One of Their Own: Police Searching for Missing Officer Michael Hopton

Police, volunteers have been combing the woods where Hopton liked to bike.

ByABC News
September 16, 2009, 10:58 AM

Sept. 16, 2009— -- Police in Rhode Island are searching for one of their own after Glocester Police Officer Michael Hopton disappeared in a rural state forest he knew well.

Hopton, 47, left home Saturday and was reported missing Sunday morning after he failed to show up for his midnight shift. Searchers later found his car parked at Pulaski State Park where police and Hopton's family said he often went to exercise.

"We sit here and ponder," his father Francis Hopton told ABCNews.com. "And we just do not know."

Hopton, who was married with one daughter in high school and a stepson in the Marines, had been with the Glocester Police Department for three years. Francis Hopton said his son had retired as a captain from the nearby Smithfield Police Department after 20 years there. After a brief stint at a law career, Michael Hopton decided to get back into police work, his father said.

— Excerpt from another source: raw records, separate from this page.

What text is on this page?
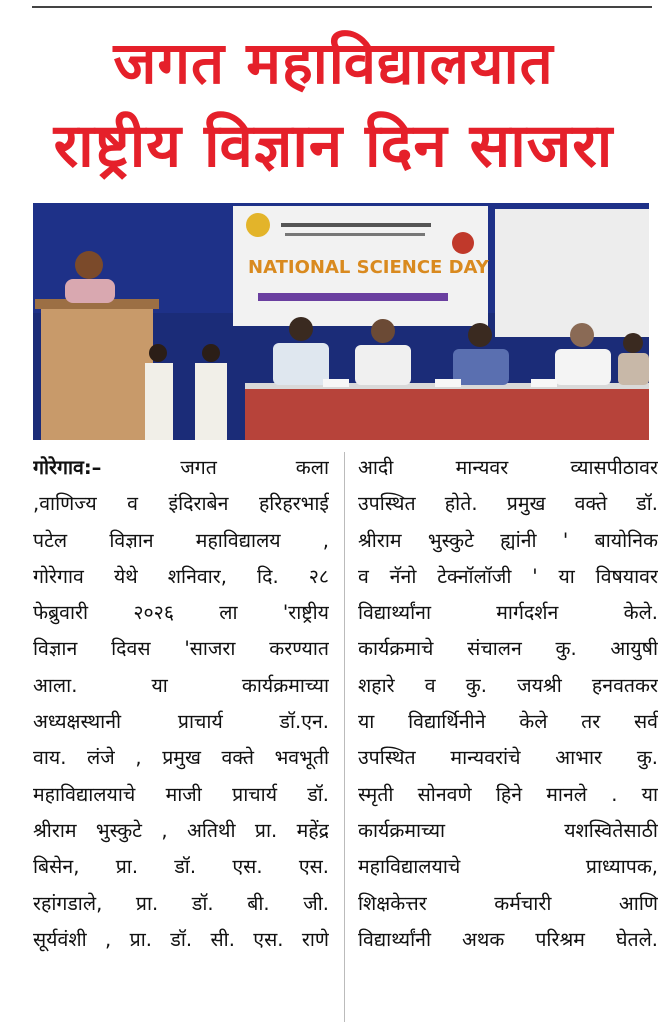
जगत महाविद्यालयात
राष्ट्रीय विज्ञान दिन साजरा
NATIONAL SCIENCE DAY
गोरेगाव:–	जगत कला
,वाणिज्य व इंदिराबेन हरिहरभाई
पटेल विज्ञान महाविद्यालय ,
गोरेगाव येथे शनिवार, दि. २८
फेब्रुवारी २०२६ ला 'राष्ट्रीय
विज्ञान दिवस 'साजरा करण्यात
आला. या कार्यक्रमाच्या
अध्यक्षस्थानी प्राचार्य डॉ.एन.
वाय. लंजे , प्रमुख वक्ते भवभूती
महाविद्यालयाचे माजी प्राचार्य डॉ.
श्रीराम भुस्कुटे , अतिथी प्रा. महेंद्र
बिसेन, प्रा. डॉ. एस. एस.
रहांगडाले, प्रा. डॉ. बी. जी.
सूर्यवंशी , प्रा. डॉ. सी. एस. राणे
आदी मान्यवर व्यासपीठावर
उपस्थित होते. प्रमुख वक्ते डॉ.
श्रीराम भुस्कुटे ह्यांनी ' बायोनिक
व नॅनो टेक्नॉलॉजी ' या विषयावर
विद्यार्थ्यांना मार्गदर्शन केले.
कार्यक्रमाचे संचालन कु. आयुषी
शहारे व कु. जयश्री हनवतकर
या विद्यार्थिनीने केले तर सर्व
उपस्थित मान्यवरांचे आभार कु.
स्मृती सोनवणे हिने मानले . या
कार्यक्रमाच्या यशस्वितेसाठी
महाविद्यालयाचे प्राध्यापक,
शिक्षकेत्तर कर्मचारी आणि
विद्यार्थ्यांनी अथक परिश्रम घेतले.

Rhode Island State Police Lt. Colonel Steven O'Donnell told ABCNews.com that a witness said he saw Hopton walking around in the park Saturday morning, dressed in jeans and a T-shirt, not workout clothes.

O'Donnell said Hopton is believed to have been carrying his drivers license and his police-issued gun.

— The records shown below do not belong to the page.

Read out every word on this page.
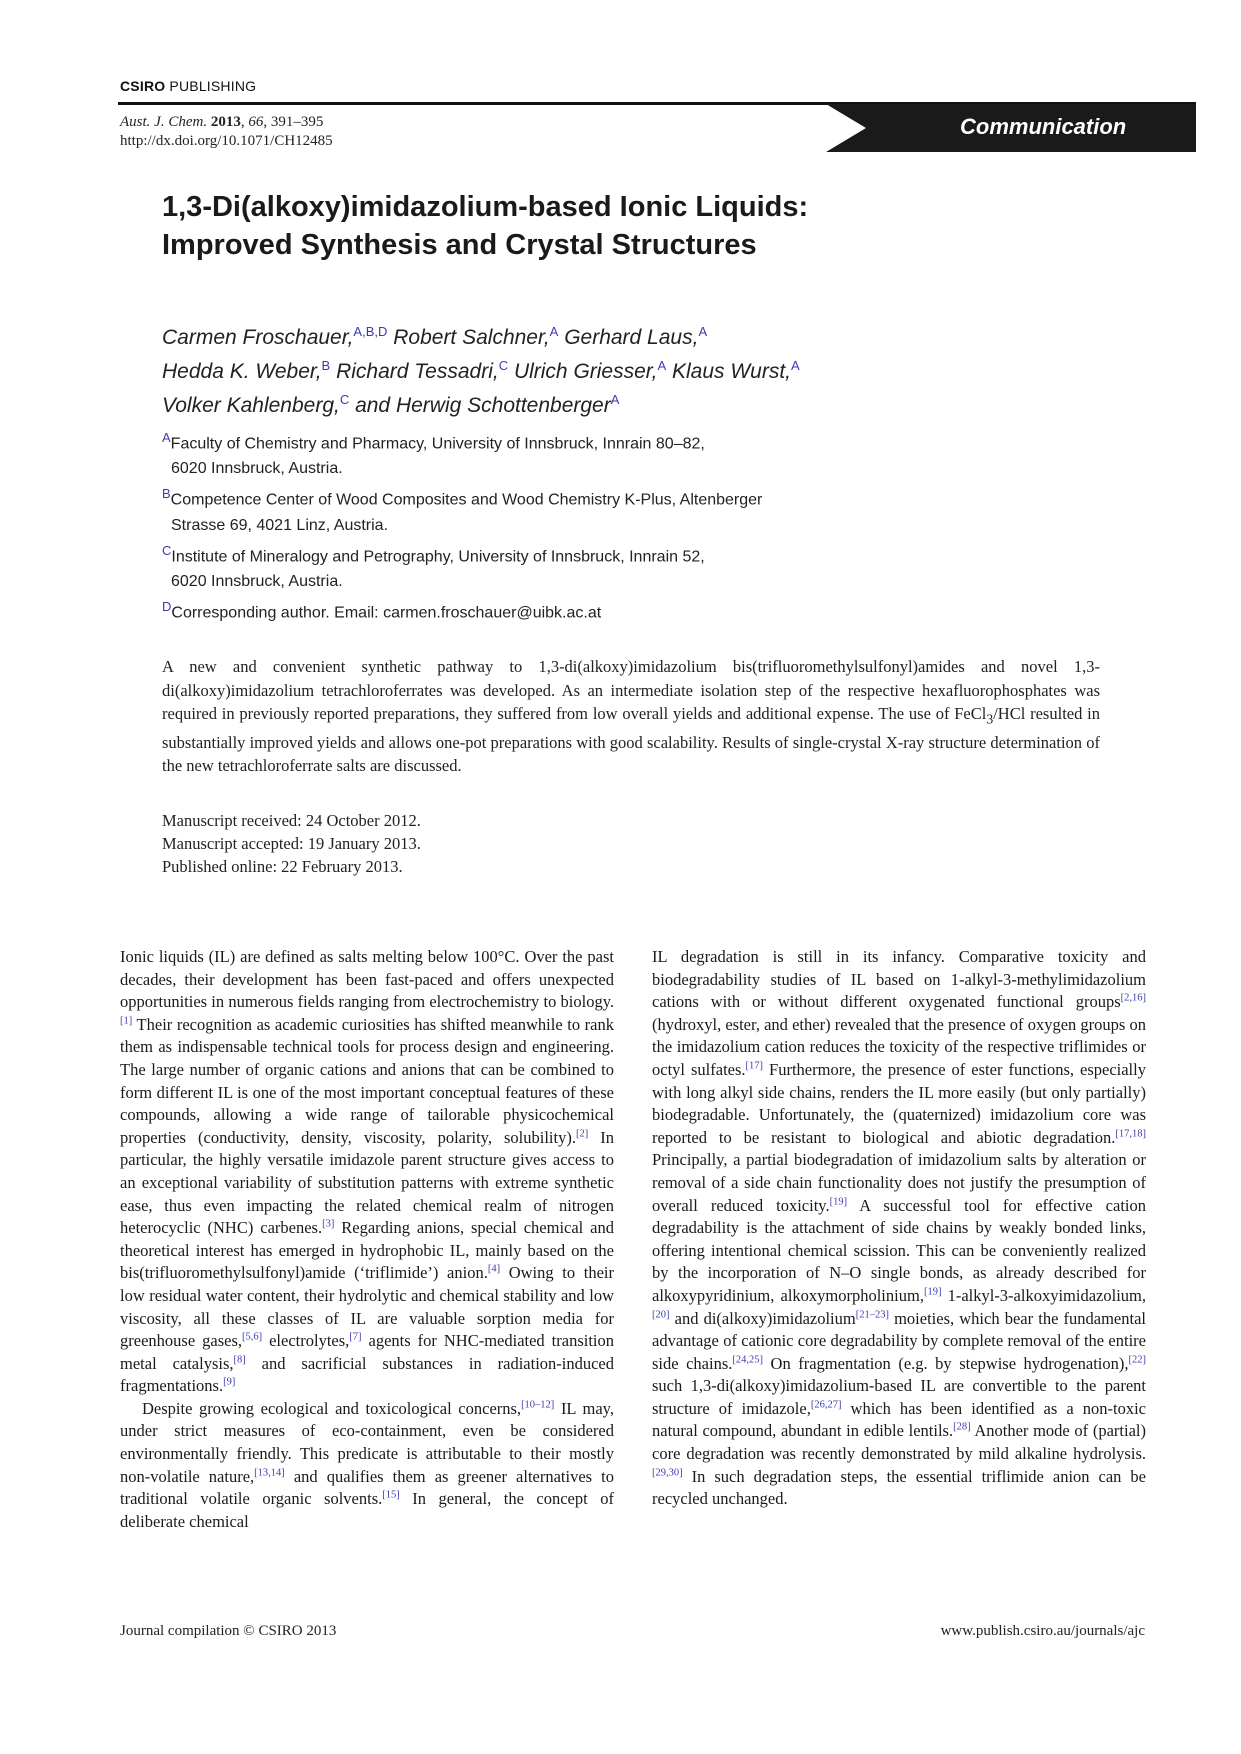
CSIRO PUBLISHING
Aust. J. Chem. 2013, 66, 391–395
http://dx.doi.org/10.1071/CH12485
Communication
1,3-Di(alkoxy)imidazolium-based Ionic Liquids:
Improved Synthesis and Crystal Structures
Carmen Froschauer,$^{A,B,D}$ Robert Salchner,$^A$ Gerhard Laus,$^A$
Hedda K. Weber,$^B$ Richard Tessadri,$^C$ Ulrich Griesser,$^A$ Klaus Wurst,$^A$
Volker Kahlenberg,$^C$ and Herwig Schottenberger$^A$
$^A$Faculty of Chemistry and Pharmacy, University of Innsbruck, Innrain 80–82,
6020 Innsbruck, Austria.
$^B$Competence Center of Wood Composites and Wood Chemistry K-Plus, Altenberger
Strasse 69, 4021 Linz, Austria.
$^C$Institute of Mineralogy and Petrography, University of Innsbruck, Innrain 52,
6020 Innsbruck, Austria.
$^D$Corresponding author. Email: carmen.froschauer@uibk.ac.at
A new and convenient synthetic pathway to 1,3-di(alkoxy)imidazolium bis(trifluoromethylsulfonyl)amides and novel 1,3-di(alkoxy)imidazolium tetrachloroferrates was developed. As an intermediate isolation step of the respective hexafluorophosphates was required in previously reported preparations, they suffered from low overall yields and additional expense. The use of FeCl$_3$/HCl resulted in substantially improved yields and allows one-pot preparations with good scalability. Results of single-crystal X-ray structure determination of the new tetrachloroferrate salts are discussed.
Manuscript received: 24 October 2012.
Manuscript accepted: 19 January 2013.
Published online: 22 February 2013.

Ionic liquids (IL) are defined as salts melting below 100°C. Over the past decades, their development has been fast-paced and offers unexpected opportunities in numerous fields ranging from electrochemistry to biology.[1] Their recognition as academic curiosities has shifted meanwhile to rank them as indispensable technical tools for process design and engineering. The large number of organic cations and anions that can be combined to form different IL is one of the most important conceptual features of these compounds, allowing a wide range of tailorable physicochemical properties (conductivity, density, viscosity, polarity, solubility).[2] In particular, the highly versatile imidazole parent structure gives access to an exceptional variability of substitution patterns with extreme synthetic ease, thus even impacting the related chemical realm of nitrogen heterocyclic (NHC) carbenes.[3] Regarding anions, special chemical and theoretical interest has emerged in hydrophobic IL, mainly based on the bis(trifluoromethylsulfonyl)amide (‘triflimide’) anion.[4] Owing to their low residual water content, their hydrolytic and chemical stability and low viscosity, all these classes of IL are valuable sorption media for greenhouse gases,[5,6] electrolytes,[7] agents for NHC-mediated transition metal catalysis,[8] and sacrificial substances in radiation-induced fragmentations.[9]

Despite growing ecological and toxicological concerns,[10–12] IL may, under strict measures of eco-containment, even be considered environmentally friendly. This predicate is attributable to their mostly non-volatile nature,[13,14] and qualifies them as greener alternatives to traditional volatile organic solvents.[15] In general, the concept of deliberate chemical

IL degradation is still in its infancy. Comparative toxicity and biodegradability studies of IL based on 1-alkyl-3-methylimidazolium cations with or without different oxygenated functional groups[2,16] (hydroxyl, ester, and ether) revealed that the presence of oxygen groups on the imidazolium cation reduces the toxicity of the respective triflimides or octyl sulfates.[17] Furthermore, the presence of ester functions, especially with long alkyl side chains, renders the IL more easily (but only partially) biodegradable. Unfortunately, the (quaternized) imidazolium core was reported to be resistant to biological and abiotic degradation.[17,18] Principally, a partial biodegradation of imidazolium salts by alteration or removal of a side chain functionality does not justify the presumption of overall reduced toxicity.[19] A successful tool for effective cation degradability is the attachment of side chains by weakly bonded links, offering intentional chemical scission. This can be conveniently realized by the incorporation of N–O single bonds, as already described for alkoxypyridinium, alkoxymorpholinium,[19] 1-alkyl-3-alkoxyimidazolium,[20] and di(alkoxy)imidazolium[21–23] moieties, which bear the fundamental advantage of cationic core degradability by complete removal of the entire side chains.[24,25] On fragmentation (e.g. by stepwise hydrogenation),[22] such 1,3-di(alkoxy)imidazolium-based IL are convertible to the parent structure of imidazole,[26,27] which has been identified as a non-toxic natural compound, abundant in edible lentils.[28] Another mode of (partial) core degradation was recently demonstrated by mild alkaline hydrolysis.[29,30] In such degradation steps, the essential triflimide anion can be recycled unchanged.

Journal compilation © CSIRO 2013	www.publish.csiro.au/journals/ajc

His car key was left in the vehicle, O'Donnell said, and his wallet and cell phone were left at home.

"We always entertain the fact that he could have faked this," O'Donnell said, referring to Hopton's disappearance. "We don't think that's the case."

Francis Hopton said his son was an avid cyclist who would often go for a ride in the park after his shift ended, but O'Donnell said his bicycle and his running gear were left at home.

Police are also monitoring Hopton's finances, but there has been no activity on his accounts.

"Right now, it's a missing persons," he said. "In these types of matters, anything is on the table."